Actually, due to funding issues, it'll be next to impossible to get a Derm Residency if you complete a full IM Residency. While suggestions from other posters are certainly helpful, I'm afraid that you're likely to experience, that even with published research, there'll be other and stronger applicants, who ALSO has published research. Additionally, if you're currently studying for Step 3, that tells me that you're a IMG/FMG. That additionally lowers your chances, to be honest, because there's so many highly qualified AMG's (and the few FMG's who actually get a spot almost invariably have both research and clinical experience in Derm from their home countries).
Sorry if I seem harsh, but it really looks like an uphill battle...
don't worry. you can do everything but MOHS with an IM license alone.

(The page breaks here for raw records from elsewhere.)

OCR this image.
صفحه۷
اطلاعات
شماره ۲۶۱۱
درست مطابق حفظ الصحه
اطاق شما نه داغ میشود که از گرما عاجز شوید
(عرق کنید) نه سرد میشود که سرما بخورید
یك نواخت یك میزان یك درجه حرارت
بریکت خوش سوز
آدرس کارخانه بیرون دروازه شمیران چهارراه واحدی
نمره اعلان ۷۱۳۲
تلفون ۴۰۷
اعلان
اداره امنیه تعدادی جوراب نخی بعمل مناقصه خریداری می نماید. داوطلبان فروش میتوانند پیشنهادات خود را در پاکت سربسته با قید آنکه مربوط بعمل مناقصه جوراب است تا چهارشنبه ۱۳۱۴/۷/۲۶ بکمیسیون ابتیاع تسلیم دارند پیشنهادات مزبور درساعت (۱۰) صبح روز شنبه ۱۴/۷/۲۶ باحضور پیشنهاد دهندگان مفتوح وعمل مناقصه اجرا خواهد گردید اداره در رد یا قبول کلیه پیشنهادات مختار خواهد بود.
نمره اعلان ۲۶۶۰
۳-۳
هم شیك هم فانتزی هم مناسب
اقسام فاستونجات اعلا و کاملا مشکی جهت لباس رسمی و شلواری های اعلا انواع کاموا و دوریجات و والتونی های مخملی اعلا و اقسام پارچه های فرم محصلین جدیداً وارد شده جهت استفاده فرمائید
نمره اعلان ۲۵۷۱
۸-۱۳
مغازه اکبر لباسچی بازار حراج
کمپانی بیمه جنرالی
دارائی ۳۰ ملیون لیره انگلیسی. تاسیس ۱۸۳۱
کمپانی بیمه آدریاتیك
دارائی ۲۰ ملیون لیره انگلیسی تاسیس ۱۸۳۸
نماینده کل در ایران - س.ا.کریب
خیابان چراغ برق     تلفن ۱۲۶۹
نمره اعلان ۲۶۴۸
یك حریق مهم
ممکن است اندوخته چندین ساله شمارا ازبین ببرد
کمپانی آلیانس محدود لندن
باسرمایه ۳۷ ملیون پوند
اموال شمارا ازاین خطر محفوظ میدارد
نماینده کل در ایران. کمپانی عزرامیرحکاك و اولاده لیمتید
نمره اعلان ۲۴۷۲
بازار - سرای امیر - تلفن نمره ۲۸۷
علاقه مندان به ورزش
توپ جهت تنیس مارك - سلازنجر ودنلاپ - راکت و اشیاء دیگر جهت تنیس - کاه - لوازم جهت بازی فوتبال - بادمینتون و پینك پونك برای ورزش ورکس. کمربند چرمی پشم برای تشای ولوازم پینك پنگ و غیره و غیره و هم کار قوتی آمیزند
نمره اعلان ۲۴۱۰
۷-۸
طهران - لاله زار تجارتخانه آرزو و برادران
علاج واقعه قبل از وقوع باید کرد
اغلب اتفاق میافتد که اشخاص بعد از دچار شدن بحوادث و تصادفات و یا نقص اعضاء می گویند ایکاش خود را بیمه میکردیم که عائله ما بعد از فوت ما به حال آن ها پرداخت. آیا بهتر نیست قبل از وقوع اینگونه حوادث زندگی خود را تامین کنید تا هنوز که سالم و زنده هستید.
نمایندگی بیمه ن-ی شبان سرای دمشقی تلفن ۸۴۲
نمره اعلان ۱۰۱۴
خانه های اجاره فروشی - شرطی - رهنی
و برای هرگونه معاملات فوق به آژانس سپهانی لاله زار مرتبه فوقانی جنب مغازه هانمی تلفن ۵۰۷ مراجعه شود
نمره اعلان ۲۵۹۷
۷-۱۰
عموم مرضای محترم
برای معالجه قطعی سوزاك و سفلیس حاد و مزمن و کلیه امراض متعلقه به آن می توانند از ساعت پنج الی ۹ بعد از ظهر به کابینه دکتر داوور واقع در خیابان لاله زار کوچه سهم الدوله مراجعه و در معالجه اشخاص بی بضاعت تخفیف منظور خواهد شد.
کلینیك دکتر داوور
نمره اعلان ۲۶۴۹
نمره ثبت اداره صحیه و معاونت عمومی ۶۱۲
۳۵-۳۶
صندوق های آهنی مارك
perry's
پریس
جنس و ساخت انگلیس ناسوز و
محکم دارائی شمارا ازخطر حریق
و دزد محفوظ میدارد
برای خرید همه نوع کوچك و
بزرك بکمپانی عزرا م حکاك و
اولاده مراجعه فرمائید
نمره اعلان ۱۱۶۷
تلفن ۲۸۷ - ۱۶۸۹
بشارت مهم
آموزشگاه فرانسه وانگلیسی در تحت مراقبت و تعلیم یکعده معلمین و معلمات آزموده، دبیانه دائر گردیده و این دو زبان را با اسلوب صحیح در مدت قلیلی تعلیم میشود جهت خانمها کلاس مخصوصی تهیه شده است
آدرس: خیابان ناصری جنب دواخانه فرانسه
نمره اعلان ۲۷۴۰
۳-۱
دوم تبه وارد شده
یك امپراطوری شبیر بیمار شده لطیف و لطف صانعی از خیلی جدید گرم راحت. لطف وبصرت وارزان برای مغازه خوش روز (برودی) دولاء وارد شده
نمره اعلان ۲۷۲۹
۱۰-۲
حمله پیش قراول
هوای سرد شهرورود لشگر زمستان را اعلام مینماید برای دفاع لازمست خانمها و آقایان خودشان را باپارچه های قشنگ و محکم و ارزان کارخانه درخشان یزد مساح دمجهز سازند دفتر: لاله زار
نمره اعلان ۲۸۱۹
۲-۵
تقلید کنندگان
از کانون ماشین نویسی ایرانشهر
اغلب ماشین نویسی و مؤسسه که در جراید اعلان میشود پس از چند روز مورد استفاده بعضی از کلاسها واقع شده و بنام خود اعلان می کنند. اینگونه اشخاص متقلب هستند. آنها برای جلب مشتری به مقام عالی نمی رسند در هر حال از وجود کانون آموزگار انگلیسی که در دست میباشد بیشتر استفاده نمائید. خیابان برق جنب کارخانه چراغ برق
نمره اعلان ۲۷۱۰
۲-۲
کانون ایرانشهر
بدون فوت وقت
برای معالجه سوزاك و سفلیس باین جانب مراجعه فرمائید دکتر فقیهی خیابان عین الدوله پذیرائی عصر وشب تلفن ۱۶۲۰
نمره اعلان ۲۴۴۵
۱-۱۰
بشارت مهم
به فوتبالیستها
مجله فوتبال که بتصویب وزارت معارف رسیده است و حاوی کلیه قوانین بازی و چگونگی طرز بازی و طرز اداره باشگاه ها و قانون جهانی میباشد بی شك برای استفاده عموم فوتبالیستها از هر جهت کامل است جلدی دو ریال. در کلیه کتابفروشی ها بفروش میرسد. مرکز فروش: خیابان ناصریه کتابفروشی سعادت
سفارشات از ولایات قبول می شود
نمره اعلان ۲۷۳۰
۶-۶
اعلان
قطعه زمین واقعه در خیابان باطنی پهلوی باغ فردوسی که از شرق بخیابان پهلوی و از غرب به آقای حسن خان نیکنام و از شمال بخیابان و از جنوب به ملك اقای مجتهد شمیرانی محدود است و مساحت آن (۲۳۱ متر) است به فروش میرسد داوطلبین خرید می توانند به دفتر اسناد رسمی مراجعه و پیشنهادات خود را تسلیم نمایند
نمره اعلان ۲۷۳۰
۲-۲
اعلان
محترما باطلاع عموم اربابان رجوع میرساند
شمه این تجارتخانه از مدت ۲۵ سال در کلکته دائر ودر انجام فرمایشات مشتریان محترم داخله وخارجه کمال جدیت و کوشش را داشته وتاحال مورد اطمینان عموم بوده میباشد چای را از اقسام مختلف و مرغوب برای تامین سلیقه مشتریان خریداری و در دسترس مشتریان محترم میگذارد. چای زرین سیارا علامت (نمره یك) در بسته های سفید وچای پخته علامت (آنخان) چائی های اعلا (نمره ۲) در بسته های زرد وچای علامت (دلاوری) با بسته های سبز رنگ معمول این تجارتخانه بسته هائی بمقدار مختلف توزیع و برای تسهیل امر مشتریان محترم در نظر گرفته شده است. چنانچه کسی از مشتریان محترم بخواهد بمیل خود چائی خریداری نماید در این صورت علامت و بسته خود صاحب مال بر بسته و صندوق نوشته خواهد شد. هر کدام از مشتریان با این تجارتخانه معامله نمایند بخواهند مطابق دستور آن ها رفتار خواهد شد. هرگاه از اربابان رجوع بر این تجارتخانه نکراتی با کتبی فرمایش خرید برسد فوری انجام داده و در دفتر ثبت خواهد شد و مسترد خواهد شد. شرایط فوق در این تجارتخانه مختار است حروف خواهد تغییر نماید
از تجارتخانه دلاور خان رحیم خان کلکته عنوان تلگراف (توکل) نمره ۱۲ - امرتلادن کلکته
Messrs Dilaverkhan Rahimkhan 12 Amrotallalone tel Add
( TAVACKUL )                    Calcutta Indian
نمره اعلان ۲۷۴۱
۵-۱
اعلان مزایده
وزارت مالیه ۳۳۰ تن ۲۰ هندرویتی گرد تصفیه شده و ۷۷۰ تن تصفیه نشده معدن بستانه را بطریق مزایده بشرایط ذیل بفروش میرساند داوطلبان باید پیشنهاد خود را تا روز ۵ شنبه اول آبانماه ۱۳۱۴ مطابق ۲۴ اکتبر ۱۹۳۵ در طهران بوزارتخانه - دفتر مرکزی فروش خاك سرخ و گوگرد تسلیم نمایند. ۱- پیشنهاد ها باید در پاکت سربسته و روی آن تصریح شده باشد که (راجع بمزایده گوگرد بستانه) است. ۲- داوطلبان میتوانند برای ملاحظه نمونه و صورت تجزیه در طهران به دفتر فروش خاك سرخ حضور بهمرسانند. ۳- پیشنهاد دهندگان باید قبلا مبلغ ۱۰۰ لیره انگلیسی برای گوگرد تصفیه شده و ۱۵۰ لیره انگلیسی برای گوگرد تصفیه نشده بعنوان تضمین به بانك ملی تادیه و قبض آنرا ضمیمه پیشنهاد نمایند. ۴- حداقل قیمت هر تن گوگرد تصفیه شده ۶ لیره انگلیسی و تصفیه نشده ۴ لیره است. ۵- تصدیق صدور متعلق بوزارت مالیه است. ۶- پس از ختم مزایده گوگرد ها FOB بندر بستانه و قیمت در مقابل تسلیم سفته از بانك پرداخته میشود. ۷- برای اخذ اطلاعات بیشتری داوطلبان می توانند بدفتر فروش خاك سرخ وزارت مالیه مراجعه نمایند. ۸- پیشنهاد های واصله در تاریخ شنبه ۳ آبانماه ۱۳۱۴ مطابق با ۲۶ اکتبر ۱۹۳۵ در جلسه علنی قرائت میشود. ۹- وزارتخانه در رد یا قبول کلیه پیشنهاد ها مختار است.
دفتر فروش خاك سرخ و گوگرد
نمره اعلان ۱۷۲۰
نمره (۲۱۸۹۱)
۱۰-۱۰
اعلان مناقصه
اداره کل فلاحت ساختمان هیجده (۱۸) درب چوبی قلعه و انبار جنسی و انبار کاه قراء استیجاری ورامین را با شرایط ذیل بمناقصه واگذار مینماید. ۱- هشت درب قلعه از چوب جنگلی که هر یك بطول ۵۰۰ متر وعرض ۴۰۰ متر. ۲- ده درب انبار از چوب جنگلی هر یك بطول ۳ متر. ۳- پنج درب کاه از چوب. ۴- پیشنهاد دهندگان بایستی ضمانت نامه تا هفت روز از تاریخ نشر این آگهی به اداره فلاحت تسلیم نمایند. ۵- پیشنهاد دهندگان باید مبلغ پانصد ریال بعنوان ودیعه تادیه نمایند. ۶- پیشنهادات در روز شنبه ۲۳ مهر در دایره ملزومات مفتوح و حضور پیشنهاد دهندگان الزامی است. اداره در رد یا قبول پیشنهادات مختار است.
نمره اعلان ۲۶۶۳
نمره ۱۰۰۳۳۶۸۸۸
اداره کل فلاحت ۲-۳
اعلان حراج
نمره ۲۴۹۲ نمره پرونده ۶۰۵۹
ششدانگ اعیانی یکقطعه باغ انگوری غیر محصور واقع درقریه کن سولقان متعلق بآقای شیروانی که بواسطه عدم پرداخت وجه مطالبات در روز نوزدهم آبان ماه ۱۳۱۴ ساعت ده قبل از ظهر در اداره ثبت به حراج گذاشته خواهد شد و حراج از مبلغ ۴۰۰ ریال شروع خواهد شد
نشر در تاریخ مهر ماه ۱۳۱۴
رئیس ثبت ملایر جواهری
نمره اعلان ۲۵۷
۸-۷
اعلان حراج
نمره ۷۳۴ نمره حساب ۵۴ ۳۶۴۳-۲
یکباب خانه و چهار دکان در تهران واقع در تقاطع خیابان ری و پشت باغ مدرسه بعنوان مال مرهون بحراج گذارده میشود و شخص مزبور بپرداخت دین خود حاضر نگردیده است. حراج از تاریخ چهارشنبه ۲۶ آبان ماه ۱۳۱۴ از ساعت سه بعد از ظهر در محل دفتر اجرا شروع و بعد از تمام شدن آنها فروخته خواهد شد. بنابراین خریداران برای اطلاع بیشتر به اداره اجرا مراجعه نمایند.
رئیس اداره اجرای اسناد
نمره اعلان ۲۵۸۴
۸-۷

i've come across a number of both IM and FPs who do derm procedures, 3 of them who primarily focus on it. look in your yellow pages. see the IM docs and FPs who do it. then call their offices to try and get an appointment. you'll see very quickly that lawsuits or not, they're good enough for the lay public.
i talked to them about malpractice rates in comparison with their derm colleagues. of the 6 GPs i talked to who were doing derm, 4 had been in primarily derm practice for >10 years and each had been sued once, and all of them settled out of court.
the lawsuits seemed more about the emotional status or unrealistic expectations of their patients (read: customers) than the actual medical issues. of course, that's only what they told me. one of them was a personal friend, but who knows what goes through your head or what you'll tell yourself when dealing with a lawsuit.
i only know two dermatologists well enough to know about their malpractice rates etc. one of them had been around forever and told me he'd 'gotten into a scrape or two' but it never had come to an actual courtroom. the other was relatively fresh out of residency, and other than being named in a lawsuit once and dismissed, he had never had any legal issues.
the plural of anecdote isn't anecdata, but i'll trust these guys over residents, pre-meds, and med students. i tried looking in the medico-legal literature, but was unable to find anything that more systematically looked at this situation. just derms writing editorials complaining about GPs and GPs in the family medicine journals complaining about how territorial dermatologists were.
bottom line is: unless you're dead set on mohs, needing derm training to do derm procedures is a non sequitir. there's an artificial deficit of dermatologists, and because
the profitable parts of dermatology are subject to market forces, FPs and IMs who are tired of treating diabetes and otitis media will come to someone with CME to fill in the botox/pulsed laser/chemical peel market deficit. especially in non-saturated markets (read: crapholes in the midwest).